The cops set up a roadblock, which is what you do in these situations. Also, Capn' Franklin figured out that the fellas have a scanner in their car. And he's got a message for 'em. He calls them clowns and insults Larry's driving, figuring it'll make him angry enough to respond on the two-way radio. And he is, but Deke convinces him to keep his mouth shut. For the moment. And then Deke comes up with a clever way to buy them some time: he gets Mary to pretend she's a police dispatcher. Zing!

So then they run a bunch more cop cars off the road and they finally get to the stretch of the highway where they know the law can't catch them. It is at this point when Larry decides to get on the two-way and confront Franklin.
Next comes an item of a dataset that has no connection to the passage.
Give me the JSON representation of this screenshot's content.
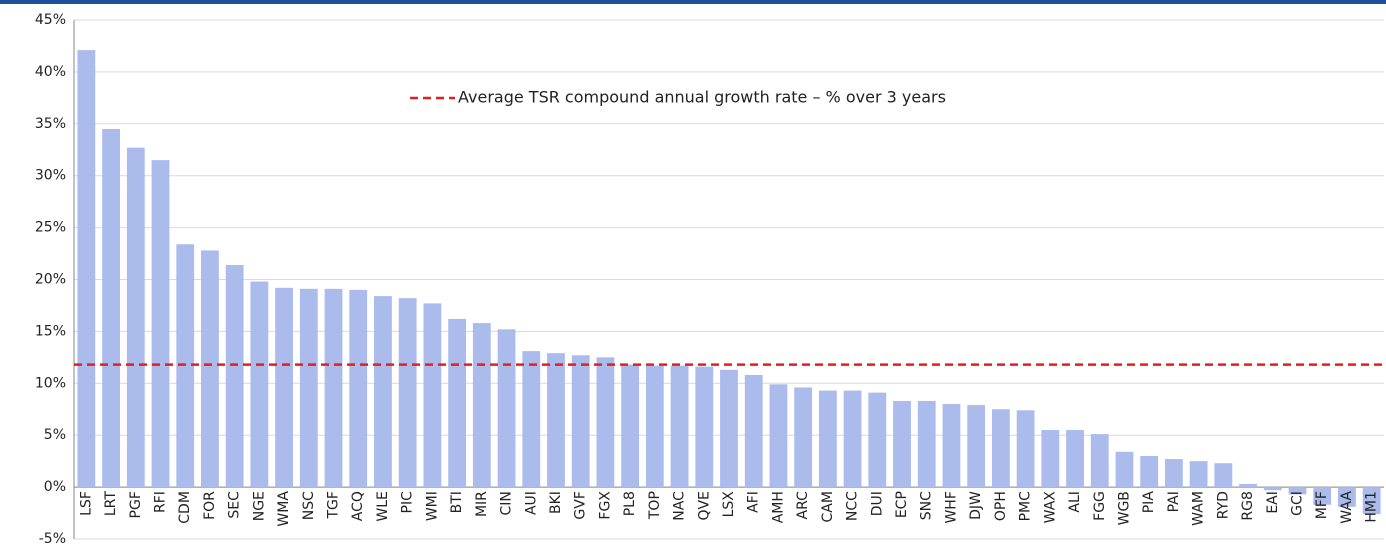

As Bugs Bunny would say, surely you realize, this means war.

So then they smash into a pick-up truck and almost kill a guy, but what the hell, that's racin'. They pull over to fix their car and Franklin gets on the radio to remind Mary she's on parole. One of the goons back at the swap meet tipped off the cops. Naturally, this does not sit well with Larry, so he knocks her down.

And suddenly, out of nowhere, grumpy ol' Deke get chivalrous. Turns out he's not a bad guy after all, just an ex-drunk looking for a break.

He gives Mary a little pep talk, and then Larry and Deke shakes hands, and they haul ass out of there. Hey, maybe these crazy kids are gonna make it after all!

Maybe. But then again, maybe not. I will say this much: if you like nihilistic 70's endings, they don't get much more nihilistic then this.

Peter Fonda was so cool at this point that line between actor and character is completely erased. In fact, the only reason we know this all didn't really happen is because Fonda's still around. Although with all his recent right-wing ranting, it's clear that the Easy Rider guy is long-gone. Anyway, there are some really interesting stylistic flourishes here and there - most people don't even notice that there's no music in the entire film, until you point it out -  the rampant vehicular abuse is particularly punishing, the ending is amazing, Susan George is alternately alluring and annoying, and the whole affair moves with all the urgency you'd expect on a heist-gone-wrong. It's a classic piece of American drive-in cinema. It practically defines that era and style of film making. Even if you were born too late to have ever set wheels in one of those outdoor shrines to sex, speed, and savagery, you'll feel like you did after watching this movie.

- Ken McIntyre 


  1. This was on TV when I was 9 (1978), can't imagine why my mom let me watch it. I loved it, though, made a big impression on me. Thought Peter Fonda was hot and Susan George the most beautiful girl ever - I wanted to be her! Saw her earlier films later on and was surprised to find out she was British. I should watch it again!

  2. She's secretly British. They're very sneaky that way.